Cognitive decline develops gradually. By age 65, most people with CADASIL have noticeable problems with memory or thinking. The progression eventually affects mobility: men typically need assistance walking by around age 59, women by around 62. Median age at death is 64.6 years for men and 70.7 years for women, a significant gap that holds across studies. Women also tend to experience migraine symptoms more frequently than men, particularly in European populations.
How CADASIL Is Confirmed
Brain MRI is usually the first clue. White matter changes in certain areas of the brain are highly suggestive. Damage visible in the anterior temporal poles (the front part of the temporal lobes, an unusual location for ordinary vascular disease) has about 89% sensitivity and 86% specificity for CADASIL, meaning it catches most true cases while correctly ruling out most non-cases.

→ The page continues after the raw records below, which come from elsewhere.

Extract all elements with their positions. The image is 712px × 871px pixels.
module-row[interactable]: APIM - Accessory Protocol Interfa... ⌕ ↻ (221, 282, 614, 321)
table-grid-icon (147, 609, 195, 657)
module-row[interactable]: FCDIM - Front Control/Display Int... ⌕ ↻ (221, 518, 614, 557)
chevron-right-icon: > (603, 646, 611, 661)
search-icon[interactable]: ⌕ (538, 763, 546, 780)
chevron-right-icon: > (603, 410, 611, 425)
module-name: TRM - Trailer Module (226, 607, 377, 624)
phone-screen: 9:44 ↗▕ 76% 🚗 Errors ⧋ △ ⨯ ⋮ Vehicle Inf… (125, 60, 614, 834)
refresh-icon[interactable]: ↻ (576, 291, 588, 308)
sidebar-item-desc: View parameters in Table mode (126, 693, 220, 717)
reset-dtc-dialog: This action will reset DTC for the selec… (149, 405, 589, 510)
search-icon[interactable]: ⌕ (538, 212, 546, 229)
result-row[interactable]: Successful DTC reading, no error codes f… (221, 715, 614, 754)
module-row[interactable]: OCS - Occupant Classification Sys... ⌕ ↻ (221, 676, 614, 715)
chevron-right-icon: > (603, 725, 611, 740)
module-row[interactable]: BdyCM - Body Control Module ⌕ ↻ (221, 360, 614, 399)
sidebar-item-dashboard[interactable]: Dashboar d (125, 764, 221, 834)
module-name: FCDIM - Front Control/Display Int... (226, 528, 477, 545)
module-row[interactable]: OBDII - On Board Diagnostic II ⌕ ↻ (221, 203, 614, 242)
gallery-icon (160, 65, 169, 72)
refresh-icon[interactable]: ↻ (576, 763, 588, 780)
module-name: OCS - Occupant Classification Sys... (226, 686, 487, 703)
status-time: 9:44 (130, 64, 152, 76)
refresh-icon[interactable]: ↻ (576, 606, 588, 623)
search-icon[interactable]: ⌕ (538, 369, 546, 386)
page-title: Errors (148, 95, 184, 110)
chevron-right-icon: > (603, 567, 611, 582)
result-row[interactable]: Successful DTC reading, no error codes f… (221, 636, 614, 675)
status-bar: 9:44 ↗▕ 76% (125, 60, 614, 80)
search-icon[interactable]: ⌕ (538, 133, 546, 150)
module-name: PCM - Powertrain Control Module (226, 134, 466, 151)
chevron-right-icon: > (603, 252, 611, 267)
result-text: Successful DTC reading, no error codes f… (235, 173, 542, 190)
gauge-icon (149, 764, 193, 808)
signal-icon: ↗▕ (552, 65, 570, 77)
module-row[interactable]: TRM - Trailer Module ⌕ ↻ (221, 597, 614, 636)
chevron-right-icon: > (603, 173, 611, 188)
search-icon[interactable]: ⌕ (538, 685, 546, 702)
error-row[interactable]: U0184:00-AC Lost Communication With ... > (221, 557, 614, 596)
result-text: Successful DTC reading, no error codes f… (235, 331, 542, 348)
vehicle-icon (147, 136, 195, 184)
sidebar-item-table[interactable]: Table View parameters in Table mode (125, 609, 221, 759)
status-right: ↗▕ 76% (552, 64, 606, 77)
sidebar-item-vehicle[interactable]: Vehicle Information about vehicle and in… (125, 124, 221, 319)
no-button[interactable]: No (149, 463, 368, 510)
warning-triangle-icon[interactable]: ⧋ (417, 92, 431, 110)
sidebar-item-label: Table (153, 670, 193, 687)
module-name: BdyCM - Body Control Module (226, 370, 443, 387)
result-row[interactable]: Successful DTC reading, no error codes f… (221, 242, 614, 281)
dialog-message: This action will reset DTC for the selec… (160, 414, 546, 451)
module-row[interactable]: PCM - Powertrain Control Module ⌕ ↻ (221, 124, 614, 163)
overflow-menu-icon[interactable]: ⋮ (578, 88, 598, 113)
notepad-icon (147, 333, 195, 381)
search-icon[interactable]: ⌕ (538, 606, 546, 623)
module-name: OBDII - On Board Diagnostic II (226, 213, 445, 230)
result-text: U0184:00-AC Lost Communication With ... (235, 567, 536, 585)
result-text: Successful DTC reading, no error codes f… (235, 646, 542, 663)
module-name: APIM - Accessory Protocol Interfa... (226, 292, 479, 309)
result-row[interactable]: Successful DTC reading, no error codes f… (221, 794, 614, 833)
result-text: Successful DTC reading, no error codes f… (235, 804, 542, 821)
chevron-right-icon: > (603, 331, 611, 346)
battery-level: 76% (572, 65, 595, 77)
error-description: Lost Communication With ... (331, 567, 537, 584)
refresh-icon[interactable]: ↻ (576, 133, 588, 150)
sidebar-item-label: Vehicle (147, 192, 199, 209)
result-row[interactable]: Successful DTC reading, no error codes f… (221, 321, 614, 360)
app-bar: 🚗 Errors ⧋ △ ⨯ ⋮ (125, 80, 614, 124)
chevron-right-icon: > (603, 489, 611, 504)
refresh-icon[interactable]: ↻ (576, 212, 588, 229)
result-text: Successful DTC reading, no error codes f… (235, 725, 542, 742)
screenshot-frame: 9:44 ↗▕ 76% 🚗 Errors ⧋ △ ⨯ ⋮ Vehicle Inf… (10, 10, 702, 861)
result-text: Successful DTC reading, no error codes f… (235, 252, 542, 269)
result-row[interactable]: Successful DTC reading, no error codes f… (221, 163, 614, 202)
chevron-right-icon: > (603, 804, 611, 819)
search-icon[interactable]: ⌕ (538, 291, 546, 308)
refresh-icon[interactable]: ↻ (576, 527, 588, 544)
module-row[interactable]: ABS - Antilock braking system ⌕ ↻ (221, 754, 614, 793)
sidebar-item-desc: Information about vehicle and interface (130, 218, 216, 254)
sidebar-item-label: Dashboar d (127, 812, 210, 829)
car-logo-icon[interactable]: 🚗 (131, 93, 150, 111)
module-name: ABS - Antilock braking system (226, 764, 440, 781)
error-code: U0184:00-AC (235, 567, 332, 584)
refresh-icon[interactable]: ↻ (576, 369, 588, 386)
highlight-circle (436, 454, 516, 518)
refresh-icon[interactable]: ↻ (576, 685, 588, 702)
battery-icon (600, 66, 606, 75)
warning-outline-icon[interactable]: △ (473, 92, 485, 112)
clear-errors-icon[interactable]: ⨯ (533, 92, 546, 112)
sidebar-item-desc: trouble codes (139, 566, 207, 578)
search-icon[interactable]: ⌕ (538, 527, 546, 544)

Genetic testing for NOTCH3 mutations is the definitive confirmation. In situations where genetic testing is inconclusive, a skin biopsy can be used. The NOTCH3 protein accumulates in small blood vessel walls throughout the body, not just in the brain. Using specialized staining techniques on skin samples, this approach has shown 96% sensitivity and 100% specificity, making it an extremely reliable backup when genetic results are ambiguous.
Rare, but Likely More Common Than We Think
Placing CADASIL in context helps. At 2 to 5 diagnosed cases per 100,000, it falls in the same general range as conditions like Huntington’s disease or amyotrophic lateral sclerosis. But unlike those conditions, CADASIL has no dedicated screening programs and limited awareness outside of academic neurology. The gap between diagnosed prevalence and estimated mutation frequency suggests the real number of affected people could be double or triple what current statistics reflect. As genetic testing becomes more accessible and clinicians grow more familiar with the condition, diagnosed prevalence will likely climb, not because the disease is becoming more common, but because it is finally being recognized.